Dive Brief:
- Wells Fargo has dropped its goal of pursuing net-zero financed emissions across its portfolio by 2050, becoming the latest bank to revise its sustainability strategy as the ESG sector faces increased scrutiny.
- The San Francisco, California-based bank shared in an update Friday that it was scrapping the net-zero financed emissions goal, as well as discontinuing 2030 sector-specific targets on financed emissions. The latter focused on carbon-intensive sectors such as oil and gas, power, aviation, steel and automotive production.
- Wells Fargo said it would continue “providing financing and expertise to help clients pursue their own objectives” and — despite abandoning its targets for financed emissions — maintain other sustainability goals it previously committed to, including one to achieve net-zero emissions across its own operations by 2050. The bank will also maintain a pair of goals that aim to reduce its carbon footprint by 2030.
Dive Insight:
Wells Fargo said it would maintain its goal of deploying $500 billion in sustainable finance by 2030 and has provided $178 billion in sustainable finance activities between 2021 to 2023 towards that goal. The financing includes $16 billion directed toward renewable energy and over $15 billion that has been allocated to clean transportation.
The bank also said it would continue to uphold operational sustainability targets it had set for the end of the decade, including a goal to cut scope 1 and scope 2 emissions by 70% and to reduce energy, waste stream and water usage by 50%, 50% and 45%, respectively — all compared to 2019 baselines. Additionally, the bank said it aims to meet all of its annual purchased electricity consumption needs with renewable energy sources.
The bank set both its financed emissions targets in 2021 to support the clean energy and low-carbon transition.
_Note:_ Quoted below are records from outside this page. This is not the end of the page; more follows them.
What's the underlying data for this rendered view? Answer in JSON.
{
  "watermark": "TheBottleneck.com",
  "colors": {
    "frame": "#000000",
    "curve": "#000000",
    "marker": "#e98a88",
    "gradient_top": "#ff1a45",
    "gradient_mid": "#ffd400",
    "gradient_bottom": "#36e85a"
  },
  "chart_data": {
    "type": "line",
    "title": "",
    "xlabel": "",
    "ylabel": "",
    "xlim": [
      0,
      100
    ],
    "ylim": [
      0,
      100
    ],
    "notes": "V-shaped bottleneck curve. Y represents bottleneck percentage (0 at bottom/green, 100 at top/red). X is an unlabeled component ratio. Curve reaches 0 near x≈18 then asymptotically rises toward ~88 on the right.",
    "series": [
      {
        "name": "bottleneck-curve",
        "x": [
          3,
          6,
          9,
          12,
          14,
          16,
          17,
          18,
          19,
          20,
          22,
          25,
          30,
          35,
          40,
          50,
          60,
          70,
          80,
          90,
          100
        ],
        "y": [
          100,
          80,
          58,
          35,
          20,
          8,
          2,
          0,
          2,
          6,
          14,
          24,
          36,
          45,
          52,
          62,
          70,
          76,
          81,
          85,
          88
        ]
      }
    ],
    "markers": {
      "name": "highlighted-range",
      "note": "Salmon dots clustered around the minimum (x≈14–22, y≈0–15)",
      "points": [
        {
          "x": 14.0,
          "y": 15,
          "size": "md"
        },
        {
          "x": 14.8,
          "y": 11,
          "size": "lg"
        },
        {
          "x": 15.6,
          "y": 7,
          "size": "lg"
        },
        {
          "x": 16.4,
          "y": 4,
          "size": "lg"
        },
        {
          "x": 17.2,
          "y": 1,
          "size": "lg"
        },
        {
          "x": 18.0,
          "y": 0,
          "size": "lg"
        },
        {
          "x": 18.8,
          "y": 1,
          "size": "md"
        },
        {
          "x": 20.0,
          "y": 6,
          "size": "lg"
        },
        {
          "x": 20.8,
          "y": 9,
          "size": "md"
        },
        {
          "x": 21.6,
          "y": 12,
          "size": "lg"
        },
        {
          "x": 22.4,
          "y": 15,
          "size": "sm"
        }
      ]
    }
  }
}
At the time, Wells Fargo CEO and President Charles Scharf said “climate change is one of the most urgent environmental and social issues of our time, and Wells Fargo is committed to aligning our activities to support the goals of the Paris Agreement and to helping transition to a net zero carbon economy.”
However, when Wells Fargo scrapped both financed emissions targets last week, it said achieving the goals was contingent on “many factors outside [its] control.” These included public policy, consumer attitudes, and technology shifts that would allow its clients to “move quickly to lower-emitting operating models,” the bank reported.
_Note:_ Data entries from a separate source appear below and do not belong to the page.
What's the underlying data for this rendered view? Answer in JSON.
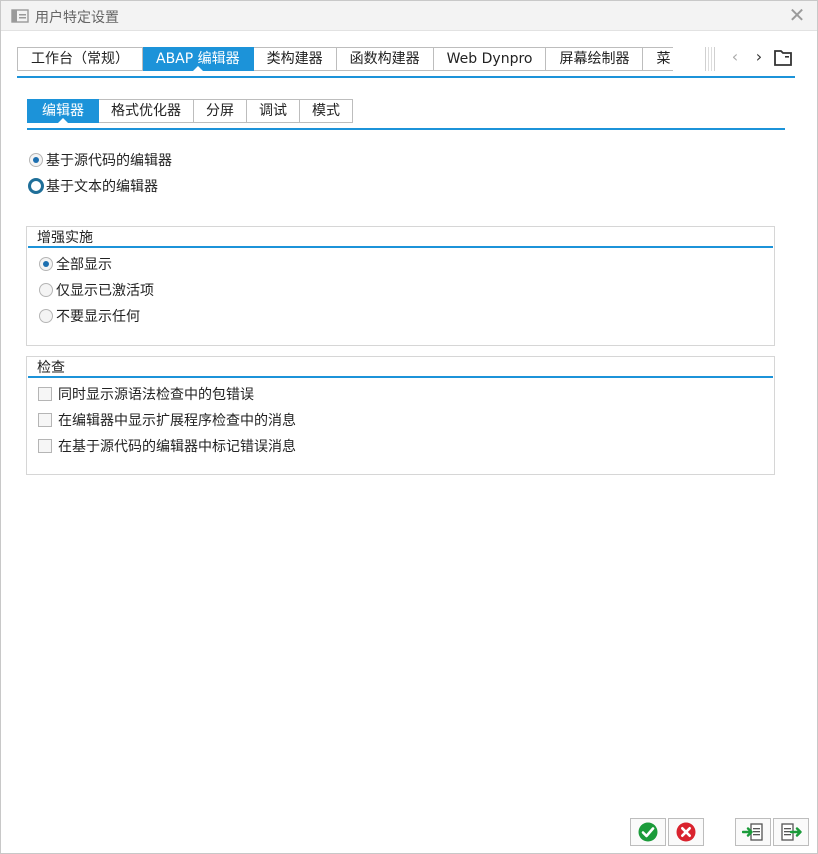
{
  "window": {
    "title": "用户特定设置"
  },
  "top_tabs": [
    {
      "label": "工作台（常规）",
      "active": false
    },
    {
      "label": "ABAP 编辑器",
      "active": true
    },
    {
      "label": "类构建器",
      "active": false
    },
    {
      "label": "函数构建器",
      "active": false
    },
    {
      "label": "Web Dynpro",
      "active": false
    },
    {
      "label": "屏幕绘制器",
      "active": false
    },
    {
      "label": "菜",
      "active": false
    }
  ],
  "sub_tabs": [
    {
      "label": "编辑器",
      "active": true
    },
    {
      "label": "格式优化器",
      "active": false
    },
    {
      "label": "分屏",
      "active": false
    },
    {
      "label": "调试",
      "active": false
    },
    {
      "label": "模式",
      "active": false
    }
  ],
  "editor_mode": {
    "options": [
      {
        "label": "基于源代码的编辑器",
        "selected": true
      },
      {
        "label": "基于文本的编辑器",
        "selected": false,
        "focused": true
      }
    ]
  },
  "enhancement_group": {
    "title": "增强实施",
    "options": [
      {
        "label": "全部显示",
        "selected": true
      },
      {
        "label": "仅显示已激活项",
        "selected": false
      },
      {
        "label": "不要显示任何",
        "selected": false
      }
    ]
  },
  "check_group": {
    "title": "检查",
    "options": [
      {
        "label": "同时显示源语法检查中的包错误",
        "checked": false
      },
      {
        "label": "在编辑器中显示扩展程序检查中的消息",
        "checked": false
      },
      {
        "label": "在基于源代码的编辑器中标记错误消息",
        "checked": false
      }
    ]
  },
  "colors": {
    "accent": "#1c93d9",
    "confirm": "#1b9b3a",
    "cancel": "#d9232e"
  },
  "icons": {
    "confirm": "check-circle-icon",
    "cancel": "x-circle-icon",
    "import": "import-settings-icon",
    "export": "export-settings-icon"
  }
}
“Many of the conditions necessary to facilitate our clients’ transitions have not occurred,” the bank said in its Feb. 28 update.
Wells Fargo’s updated sustainability strategy comes almost two months after it exited the United Nations-backed Net-Zero Banking Alliance, a sector coalition whose members committed to aligning their financial activities with the aim of reaching net-zero emissions by 2050. Wells Fargo’s exit was preceded by Goldman Sachs’ departure from NZBA and was followed by a wave of departures from other U.S. banks. Bank of America, Citigroup, Morgan Stanley and JPMorgan Chase all followed Goldman Sachs and Wells Fargo out the door.
The departures came only a few weeks before President Donald Trump’s inauguration. Since returning to the White House, Trump has signed a flurry of executive orders that have signaled a reversal on the nation’s federal climate policy. These included orders to withdraw the U.S. from the Paris Agreement, again; declare a national “energy emergency;” pause all wind power development; and suspend all funding disbursements related to the Inflation Reduction Act and the Bipartisan Infrastructure Law.
The Wells Fargo update also came shortly after rival bank HSBC announced it was pushing back a target to achieve net-zero emissions across its own operations and supply chains by 20 years. The U.K. based bank said it had “revisited [its] ambition” and was now delaying its goal of hitting net-zero in its operations, business travel and supply chain from 2030 to 2050.